I had a chance to see some parts of myself in every novel I’ve written this year so far – each one uncovers just a little more of my deeper self. Never more so than writing a novel in a week. I met some true part of myself in the mists of last fifteen thousand words written Friday night. I dove in, nose held, and stayed right there in the heat of creating and found myself in places I never dreamed I could dream.
I took my characters on a dark and twisted ride through the deepest recesses of my soul, and all of us came out changed. Particularly me.
Reading a good book can completely change our lives. It changes us because the writer was willing to stay on the dark edge of their consciousness, they were willing to dive within their depths and find their own truths to deliver to us in the form of story, in myth. They give us something that makes us know we’re lovable and human and so much greater than the sum of our parts.
This is part of our jobs as writers, to discover what lies true within ourselves, we must face what is too much of us, what we’ve let other people tell us is not okay to be or say in a funeral, at dinner, in the car on the way home from the airport. We have to be willing to write deep enough to find out that we are nothing of the person we thought we were.
This discovery of deep truths is not comfortable.
But it is wonderful. And scary. And strange.
And if reading a great story can change us, can illuminate our souls, even the smallest corner, then what must writing great stories be but this, this diving down into the unknown, do? For one thing, we can’t go on living as quite the same person as before.
It changes us.
Between the writing, up in the real world of society and social niceties, we run the risk of being so much more ourselves after finding out more about that wild thing we thought we controlled is running free.
As we write, we wake up.
And maybe, if you’re doing it right, someone will ask you be not so much yourself some day.
And when they do, smile and say, “No, thank you.”
Because you’ve earned everything you have become.
Beautifully said. 🙂
Inspirational. Thanks!
This is very well articulated.
It is a strange thing – writing. There’s an element of exhibitionism in it – but more exposure. It is like being naked and aware that you’re being evaluated. I think we deny ourselves our deepest, most real, sometimes most wounded parts. We’d just as soon not live with them, and we surely don’t want others looking at them. Worse yet, judging them.

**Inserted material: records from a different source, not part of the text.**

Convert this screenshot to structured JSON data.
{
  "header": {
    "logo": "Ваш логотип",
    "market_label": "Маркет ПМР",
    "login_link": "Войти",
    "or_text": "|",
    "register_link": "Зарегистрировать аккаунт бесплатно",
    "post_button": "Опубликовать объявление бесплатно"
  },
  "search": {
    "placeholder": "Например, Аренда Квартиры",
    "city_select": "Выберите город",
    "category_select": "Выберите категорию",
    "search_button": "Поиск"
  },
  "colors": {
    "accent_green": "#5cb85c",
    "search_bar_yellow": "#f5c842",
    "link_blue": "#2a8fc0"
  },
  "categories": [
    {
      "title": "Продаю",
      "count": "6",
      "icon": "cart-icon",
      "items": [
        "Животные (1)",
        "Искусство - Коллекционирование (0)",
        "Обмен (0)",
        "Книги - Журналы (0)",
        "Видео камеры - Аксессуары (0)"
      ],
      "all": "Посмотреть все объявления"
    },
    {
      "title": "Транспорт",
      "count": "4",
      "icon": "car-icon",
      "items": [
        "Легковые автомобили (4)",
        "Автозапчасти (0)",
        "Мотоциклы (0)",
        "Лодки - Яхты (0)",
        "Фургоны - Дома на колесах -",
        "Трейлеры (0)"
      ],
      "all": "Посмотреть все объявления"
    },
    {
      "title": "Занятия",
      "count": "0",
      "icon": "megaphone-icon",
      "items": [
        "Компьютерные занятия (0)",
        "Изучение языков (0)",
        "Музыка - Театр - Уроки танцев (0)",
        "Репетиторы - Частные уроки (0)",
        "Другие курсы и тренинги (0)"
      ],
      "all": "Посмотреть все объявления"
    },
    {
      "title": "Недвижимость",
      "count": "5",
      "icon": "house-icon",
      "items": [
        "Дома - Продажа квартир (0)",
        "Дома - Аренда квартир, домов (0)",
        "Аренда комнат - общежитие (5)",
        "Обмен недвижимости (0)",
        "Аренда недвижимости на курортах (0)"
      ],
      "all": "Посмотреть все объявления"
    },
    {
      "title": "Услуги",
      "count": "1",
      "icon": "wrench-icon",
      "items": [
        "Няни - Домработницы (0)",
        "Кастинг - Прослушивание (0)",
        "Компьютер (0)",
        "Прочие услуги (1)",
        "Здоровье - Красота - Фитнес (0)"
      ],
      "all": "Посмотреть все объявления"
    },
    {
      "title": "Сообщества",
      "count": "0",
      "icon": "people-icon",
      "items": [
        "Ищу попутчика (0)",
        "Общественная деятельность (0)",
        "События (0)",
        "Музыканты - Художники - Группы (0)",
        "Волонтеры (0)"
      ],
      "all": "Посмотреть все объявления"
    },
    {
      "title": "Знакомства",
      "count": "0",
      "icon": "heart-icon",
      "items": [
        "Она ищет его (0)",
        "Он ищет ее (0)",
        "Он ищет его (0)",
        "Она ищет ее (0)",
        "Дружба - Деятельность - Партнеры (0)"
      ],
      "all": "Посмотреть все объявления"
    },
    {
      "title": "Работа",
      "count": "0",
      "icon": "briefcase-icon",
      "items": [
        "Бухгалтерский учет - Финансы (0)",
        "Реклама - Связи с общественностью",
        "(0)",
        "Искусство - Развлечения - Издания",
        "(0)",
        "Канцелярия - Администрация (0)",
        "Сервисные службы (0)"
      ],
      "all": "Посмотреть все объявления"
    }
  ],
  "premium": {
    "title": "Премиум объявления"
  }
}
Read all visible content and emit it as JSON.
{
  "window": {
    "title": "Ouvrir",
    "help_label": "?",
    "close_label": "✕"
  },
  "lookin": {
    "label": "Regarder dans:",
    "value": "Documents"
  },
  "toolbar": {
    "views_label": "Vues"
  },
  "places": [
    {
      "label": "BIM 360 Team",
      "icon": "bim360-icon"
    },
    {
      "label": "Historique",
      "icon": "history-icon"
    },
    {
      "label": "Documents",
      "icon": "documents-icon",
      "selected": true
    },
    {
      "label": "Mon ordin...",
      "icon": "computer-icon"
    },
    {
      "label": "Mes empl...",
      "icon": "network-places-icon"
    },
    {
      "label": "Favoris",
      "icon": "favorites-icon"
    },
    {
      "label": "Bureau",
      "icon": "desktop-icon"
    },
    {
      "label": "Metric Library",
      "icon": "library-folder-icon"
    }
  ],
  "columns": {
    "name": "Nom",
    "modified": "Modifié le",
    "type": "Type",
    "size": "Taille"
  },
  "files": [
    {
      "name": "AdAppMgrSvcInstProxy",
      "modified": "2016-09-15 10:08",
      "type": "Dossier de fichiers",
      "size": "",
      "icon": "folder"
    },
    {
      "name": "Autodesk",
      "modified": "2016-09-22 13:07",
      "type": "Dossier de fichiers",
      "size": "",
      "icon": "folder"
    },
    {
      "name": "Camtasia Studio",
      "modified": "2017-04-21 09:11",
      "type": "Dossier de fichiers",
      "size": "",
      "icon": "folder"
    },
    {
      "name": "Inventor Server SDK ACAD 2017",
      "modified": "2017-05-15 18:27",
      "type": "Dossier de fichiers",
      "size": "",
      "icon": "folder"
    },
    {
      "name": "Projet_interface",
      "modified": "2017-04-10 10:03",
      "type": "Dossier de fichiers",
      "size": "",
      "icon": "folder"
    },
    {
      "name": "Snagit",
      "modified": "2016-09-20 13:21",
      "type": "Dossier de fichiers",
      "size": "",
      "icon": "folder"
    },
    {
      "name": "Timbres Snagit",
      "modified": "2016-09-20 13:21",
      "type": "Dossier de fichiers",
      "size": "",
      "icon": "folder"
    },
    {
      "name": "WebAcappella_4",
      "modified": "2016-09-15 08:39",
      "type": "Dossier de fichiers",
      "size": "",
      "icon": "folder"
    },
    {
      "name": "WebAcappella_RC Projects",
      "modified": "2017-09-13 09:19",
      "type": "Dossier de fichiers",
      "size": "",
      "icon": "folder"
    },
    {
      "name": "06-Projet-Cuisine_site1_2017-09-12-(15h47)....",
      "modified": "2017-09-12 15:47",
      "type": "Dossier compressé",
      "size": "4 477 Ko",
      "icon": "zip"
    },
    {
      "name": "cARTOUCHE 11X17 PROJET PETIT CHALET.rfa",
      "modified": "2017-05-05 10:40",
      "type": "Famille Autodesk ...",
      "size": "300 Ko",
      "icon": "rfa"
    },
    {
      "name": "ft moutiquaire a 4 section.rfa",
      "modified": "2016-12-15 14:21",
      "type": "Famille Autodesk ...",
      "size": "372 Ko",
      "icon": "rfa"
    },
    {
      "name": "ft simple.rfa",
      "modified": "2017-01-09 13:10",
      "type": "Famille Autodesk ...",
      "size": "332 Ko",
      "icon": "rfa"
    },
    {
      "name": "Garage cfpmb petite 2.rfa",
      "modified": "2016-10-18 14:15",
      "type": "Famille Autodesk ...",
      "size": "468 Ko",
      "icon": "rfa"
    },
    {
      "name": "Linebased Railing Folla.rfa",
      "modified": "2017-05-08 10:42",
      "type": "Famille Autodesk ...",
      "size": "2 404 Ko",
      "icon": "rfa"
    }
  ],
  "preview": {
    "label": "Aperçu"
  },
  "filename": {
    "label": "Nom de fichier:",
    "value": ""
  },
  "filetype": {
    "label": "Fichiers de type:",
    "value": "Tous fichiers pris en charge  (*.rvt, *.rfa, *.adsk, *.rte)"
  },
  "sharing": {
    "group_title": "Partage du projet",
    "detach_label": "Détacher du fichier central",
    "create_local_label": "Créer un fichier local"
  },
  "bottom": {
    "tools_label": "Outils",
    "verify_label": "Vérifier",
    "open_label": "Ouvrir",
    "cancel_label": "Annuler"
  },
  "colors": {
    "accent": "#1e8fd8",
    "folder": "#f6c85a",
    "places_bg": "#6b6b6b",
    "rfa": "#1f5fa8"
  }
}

And over everything, there is this kind of shyness – a desire for people to think we’re OK.
As for the wild thing – we only image we control it. Every so often it will show us who is calling the shots.
This is very well articulated.
It is a strange thing – writing. There’s an element of exhibitionism in it – but more exposure. It is like being naked and aware that you’re being evaluated. I think we deny ourselves our deepest, most real, sometimes most wounded parts. We’d just as soon not live with them, and we surely don’t want others looking at them. Worse yet, judging them.
And over everything, there is this kind of shyness – a desire for people to think we’re OK.
As for the wild thing – we only image we control it. Every so often it will show us who is calling the shots.